The dynamic internal representation of past experience is a defining feature of ‘Memory’. This internal representation of information is thought to be carried out by the activity of specific ensembles of neurons in specialized brain circuits, such as the hippocampus. Following initial learning, memory-associated ensemble activity undergoes a time- and experience-dependent evolution. Biological processes at various levels of organization (molecular, cellular, circuit) determine the fate of stored memories: some memories are lost very rapidly, while others can persist for years. Research in our lab focuses on the mechanisms that underlie memory’s dynamic persistence: How do memory representations evolve as a function of learning? How do memory representations change over periods of weeks and months? How do age-related neurological disorders degrade memory representations? How do different plasticity mechanisms contribute to processing of memory information?

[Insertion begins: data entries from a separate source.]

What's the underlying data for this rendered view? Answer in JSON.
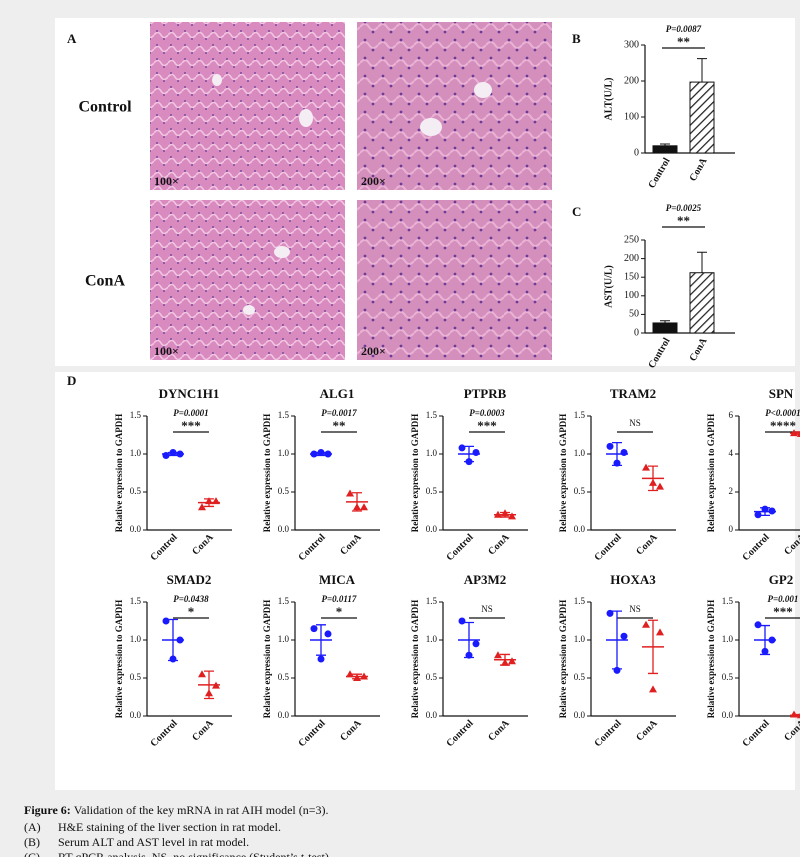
{
  "panel_labels": [
    "A",
    "B",
    "C",
    "D"
  ],
  "histology": {
    "rows": [
      "Control",
      "ConA"
    ],
    "magnifications": [
      "100×",
      "200×"
    ]
  },
  "chart_data": [
    {
      "type": "bar",
      "ylabel": "ALT(U/L)",
      "categories": [
        "Control",
        "ConA"
      ],
      "values": [
        20,
        197
      ],
      "errors": [
        5,
        65
      ],
      "colors": [
        "#111111",
        "#ffffff"
      ],
      "hatch": [
        false,
        true
      ],
      "ylim": [
        0,
        300
      ],
      "yticks": [
        0,
        100,
        200,
        300
      ],
      "annotation": {
        "p": "P=0.0087",
        "stars": "**"
      }
    },
    {
      "type": "bar",
      "ylabel": "AST(U/L)",
      "categories": [
        "Control",
        "ConA"
      ],
      "values": [
        27,
        162
      ],
      "errors": [
        6,
        55
      ],
      "colors": [
        "#111111",
        "#ffffff"
      ],
      "hatch": [
        false,
        true
      ],
      "ylim": [
        0,
        250
      ],
      "yticks": [
        0,
        50,
        100,
        150,
        200,
        250
      ],
      "annotation": {
        "p": "P=0.0025",
        "stars": "**"
      }
    },
    {
      "type": "scatter",
      "title": "DYNC1H1",
      "ylabel": "Relative expression to GAPDH",
      "ylim": [
        0,
        1.5
      ],
      "yticks": [
        {
          "value": 0,
          "label": "0.0"
        },
        {
          "value": 0.5,
          "label": "0.5"
        },
        {
          "value": 1,
          "label": "1.0"
        },
        {
          "value": 1.5,
          "label": "1.5"
        }
      ],
      "annotation": {
        "p": "P=0.0001",
        "stars": "***"
      },
      "groups": [
        {
          "name": "Control",
          "color": "#1a1aff",
          "marker": "circle",
          "points": [
            0.98,
            1.02,
            1.0
          ],
          "mean": 1.0,
          "sd": 0.02
        },
        {
          "name": "ConA",
          "color": "#e02020",
          "marker": "triangle",
          "points": [
            0.3,
            0.38,
            0.38
          ],
          "mean": 0.36,
          "sd": 0.05
        }
      ]
    },
    {
      "type": "scatter",
      "title": "ALG1",
      "ylabel": "Relative expression to GAPDH",
      "ylim": [
        0,
        1.5
      ],
      "yticks": [
        {
          "value": 0,
          "label": "0.0"
        },
        {
          "value": 0.5,
          "label": "0.5"
        },
        {
          "value": 1,
          "label": "1.0"
        },
        {
          "value": 1.5,
          "label": "1.5"
        }
      ],
      "annotation": {
        "p": "P=0.0017",
        "stars": "**"
      },
      "groups": [
        {
          "name": "Control",
          "color": "#1a1aff",
          "marker": "circle",
          "points": [
            1.0,
            1.02,
            1.0
          ],
          "mean": 1.0,
          "sd": 0.02
        },
        {
          "name": "ConA",
          "color": "#e02020",
          "marker": "triangle",
          "points": [
            0.48,
            0.3,
            0.3
          ],
          "mean": 0.37,
          "sd": 0.12
        }
      ]
    },
    {
      "type": "scatter",
      "title": "PTPRB",
      "ylabel": "Relative expression to GAPDH",
      "ylim": [
        0,
        1.5
      ],
      "yticks": [
        {
          "value": 0,
          "label": "0.0"
        },
        {
          "value": 0.5,
          "label": "0.5"
        },
        {
          "value": 1,
          "label": "1.0"
        },
        {
          "value": 1.5,
          "label": "1.5"
        }
      ],
      "annotation": {
        "p": "P=0.0003",
        "stars": "***"
      },
      "groups": [
        {
          "name": "Control",
          "color": "#1a1aff",
          "marker": "circle",
          "points": [
            1.08,
            0.9,
            1.02
          ],
          "mean": 1.0,
          "sd": 0.1
        },
        {
          "name": "ConA",
          "color": "#e02020",
          "marker": "triangle",
          "points": [
            0.2,
            0.22,
            0.18
          ],
          "mean": 0.2,
          "sd": 0.03
        }
      ]
    },
    {
      "type": "scatter",
      "title": "TRAM2",
      "ylabel": "Relative expression to GAPDH",
      "ylim": [
        0,
        1.5
      ],
      "yticks": [
        {
          "value": 0,
          "label": "0.0"
        },
        {
          "value": 0.5,
          "label": "0.5"
        },
        {
          "value": 1,
          "label": "1.0"
        },
        {
          "value": 1.5,
          "label": "1.5"
        }
      ],
      "annotation": {
        "stars": "NS"
      },
      "groups": [
        {
          "name": "Control",
          "color": "#1a1aff",
          "marker": "circle",
          "points": [
            1.1,
            0.88,
            1.02
          ],
          "mean": 1.0,
          "sd": 0.15
        },
        {
          "name": "ConA",
          "color": "#e02020",
          "marker": "triangle",
          "points": [
            0.82,
            0.62,
            0.57
          ],
          "mean": 0.68,
          "sd": 0.16
        }
      ]
    },
    {
      "type": "scatter",
      "title": "SPN",
      "ylabel": "Relative expression to GAPDH",
      "ylim": [
        0,
        6
      ],
      "yticks": [
        0,
        2,
        4,
        6
      ],
      "annotation": {
        "p": "P<0.0001",
        "stars": "****"
      },
      "groups": [
        {
          "name": "Control",
          "color": "#1a1aff",
          "marker": "circle",
          "points": [
            0.8,
            1.1,
            1.0
          ],
          "mean": 0.97,
          "sd": 0.2
        },
        {
          "name": "ConA",
          "color": "#e02020",
          "marker": "triangle",
          "points": [
            5.1,
            5.05,
            5.12
          ],
          "mean": 5.1,
          "sd": 0.06
        }
      ]
    },
    {
      "type": "scatter",
      "title": "SMAD2",
      "ylabel": "Relative expression to GAPDH",
      "ylim": [
        0,
        1.5
      ],
      "yticks": [
        {
          "value": 0,
          "label": "0.0"
        },
        {
          "value": 0.5,
          "label": "0.5"
        },
        {
          "value": 1,
          "label": "1.0"
        },
        {
          "value": 1.5,
          "label": "1.5"
        }
      ],
      "annotation": {
        "p": "P=0.0438",
        "stars": "*"
      },
      "groups": [
        {
          "name": "Control",
          "color": "#1a1aff",
          "marker": "circle",
          "points": [
            1.25,
            0.75,
            1.0
          ],
          "mean": 1.0,
          "sd": 0.27
        },
        {
          "name": "ConA",
          "color": "#e02020",
          "marker": "triangle",
          "points": [
            0.55,
            0.3,
            0.4
          ],
          "mean": 0.41,
          "sd": 0.18
        }
      ]
    },
    {
      "type": "scatter",
      "title": "MICA",
      "ylabel": "Relative expression to GAPDH",
      "ylim": [
        0,
        1.5
      ],
      "yticks": [
        {
          "value": 0,
          "label": "0.0"
        },
        {
          "value": 0.5,
          "label": "0.5"
        },
        {
          "value": 1,
          "label": "1.0"
        },
        {
          "value": 1.5,
          "label": "1.5"
        }
      ],
      "annotation": {
        "p": "P=0.0117",
        "stars": "*"
      },
      "groups": [
        {
          "name": "Control",
          "color": "#1a1aff",
          "marker": "circle",
          "points": [
            1.15,
            0.75,
            1.08
          ],
          "mean": 1.0,
          "sd": 0.2
        },
        {
          "name": "ConA",
          "color": "#e02020",
          "marker": "triangle",
          "points": [
            0.55,
            0.5,
            0.52
          ],
          "mean": 0.52,
          "sd": 0.03
        }
      ]
    },
    {
      "type": "scatter",
      "title": "AP3M2",
      "ylabel": "Relative expression to GAPDH",
      "ylim": [
        0,
        1.5
      ],
      "yticks": [
        {
          "value": 0,
          "label": "0.0"
        },
        {
          "value": 0.5,
          "label": "0.5"
        },
        {
          "value": 1,
          "label": "1.0"
        },
        {
          "value": 1.5,
          "label": "1.5"
        }
      ],
      "annotation": {
        "stars": "NS"
      },
      "groups": [
        {
          "name": "Control",
          "color": "#1a1aff",
          "marker": "circle",
          "points": [
            1.25,
            0.8,
            0.95
          ],
          "mean": 1.0,
          "sd": 0.23
        },
        {
          "name": "ConA",
          "color": "#e02020",
          "marker": "triangle",
          "points": [
            0.8,
            0.7,
            0.72
          ],
          "mean": 0.74,
          "sd": 0.07
        }
      ]
    },
    {
      "type": "scatter",
      "title": "HOXA3",
      "ylabel": "Relative expression to GAPDH",
      "ylim": [
        0,
        1.5
      ],
      "yticks": [
        {
          "value": 0,
          "label": "0.0"
        },
        {
          "value": 0.5,
          "label": "0.5"
        },
        {
          "value": 1,
          "label": "1.0"
        },
        {
          "value": 1.5,
          "label": "1.5"
        }
      ],
      "annotation": {
        "stars": "NS"
      },
      "groups": [
        {
          "name": "Control",
          "color": "#1a1aff",
          "marker": "circle",
          "points": [
            1.35,
            0.6,
            1.05
          ],
          "mean": 1.0,
          "sd": 0.38
        },
        {
          "name": "ConA",
          "color": "#e02020",
          "marker": "triangle",
          "points": [
            1.2,
            0.35,
            1.1
          ],
          "mean": 0.91,
          "sd": 0.35
        }
      ]
    },
    {
      "type": "scatter",
      "title": "GP2",
      "ylabel": "Relative expression to GAPDH",
      "ylim": [
        0,
        1.5
      ],
      "yticks": [
        {
          "value": 0,
          "label": "0.0"
        },
        {
          "value": 0.5,
          "label": "0.5"
        },
        {
          "value": 1,
          "label": "1.0"
        },
        {
          "value": 1.5,
          "label": "1.5"
        }
      ],
      "annotation": {
        "p": "P=0.001",
        "stars": "***"
      },
      "groups": [
        {
          "name": "Control",
          "color": "#1a1aff",
          "marker": "circle",
          "points": [
            1.2,
            0.85,
            1.0
          ],
          "mean": 1.0,
          "sd": 0.19
        },
        {
          "name": "ConA",
          "color": "#e02020",
          "marker": "triangle",
          "points": [
            0.02,
            0.01,
            0.02
          ],
          "mean": 0.01,
          "sd": 0.01
        }
      ]
    }
  ],
  "caption": {
    "figure_label": "Figure 6:",
    "title": "Validation of the key mRNA in rat AIH model (n=3).",
    "items": [
      {
        "label": "(A)",
        "text": "H&E staining of the liver section in rat model."
      },
      {
        "label": "(B)",
        "text": "Serum ALT and AST level in rat model."
      },
      {
        "label": "(C)",
        "text": "RT-qPCR analysis. NS, no significance (Student’s t-test)."
      }
    ]
  }
}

To address these questions we investigate how memory information is encapsulated in the codes that are generated by neuronal ensembles in brain circuits that are important for memory processing. We follow memory representations over long periods of time (days, weeks, and months) using novel optical imaging methods. These methods allows for longitudinal optical recording of neuronal activity from large neuronal populations (of > 1,000 neurons) in memory circuits of freely behaving rodents. We combine imaging methodologies with genetic tools for manipulating specific molecular pathways or spiking activity in defined cell types, behavioral assays for spatial learning and long-term memory, and computational methods for analyzing data from large-scale neuronal populations.

Our current research centers on neural coding in the hippocampus, a brain structure that is crucial for spatial navigation and for the formation and processing of memories for places and events. We are studying the roles of plasticity mechanisms, such as adult neurogenesis in the dentate gyrus, in processing of long-term spatial memory, and how hippocampal representation of space is linked to long-term spatial memory under both normal and pathological conditions.

Chronic Ca2+-imaging in the hippocampus of a freely behaving mouse – a new approach to study neural coding of long-term memory. A video showing a mouse exploring a circular arena (left panel) and the simultaneously acquired brain-imaging data of CA1 pyramidal cell Ca2+ activity, displayed as relative changes in fluorescence (deltaF/F) (right panel). 705 pyramidal cells were identified in the total data set. The Ca2+-imaging frame rate was 20 Hz, but these data are shown down-sampled to 5 Hz to aid visualization of the Ca2+ transients. The video playback rate is sped up four-fold from how the events actually occurred.

Taken from: Nature Neuroscience 2013.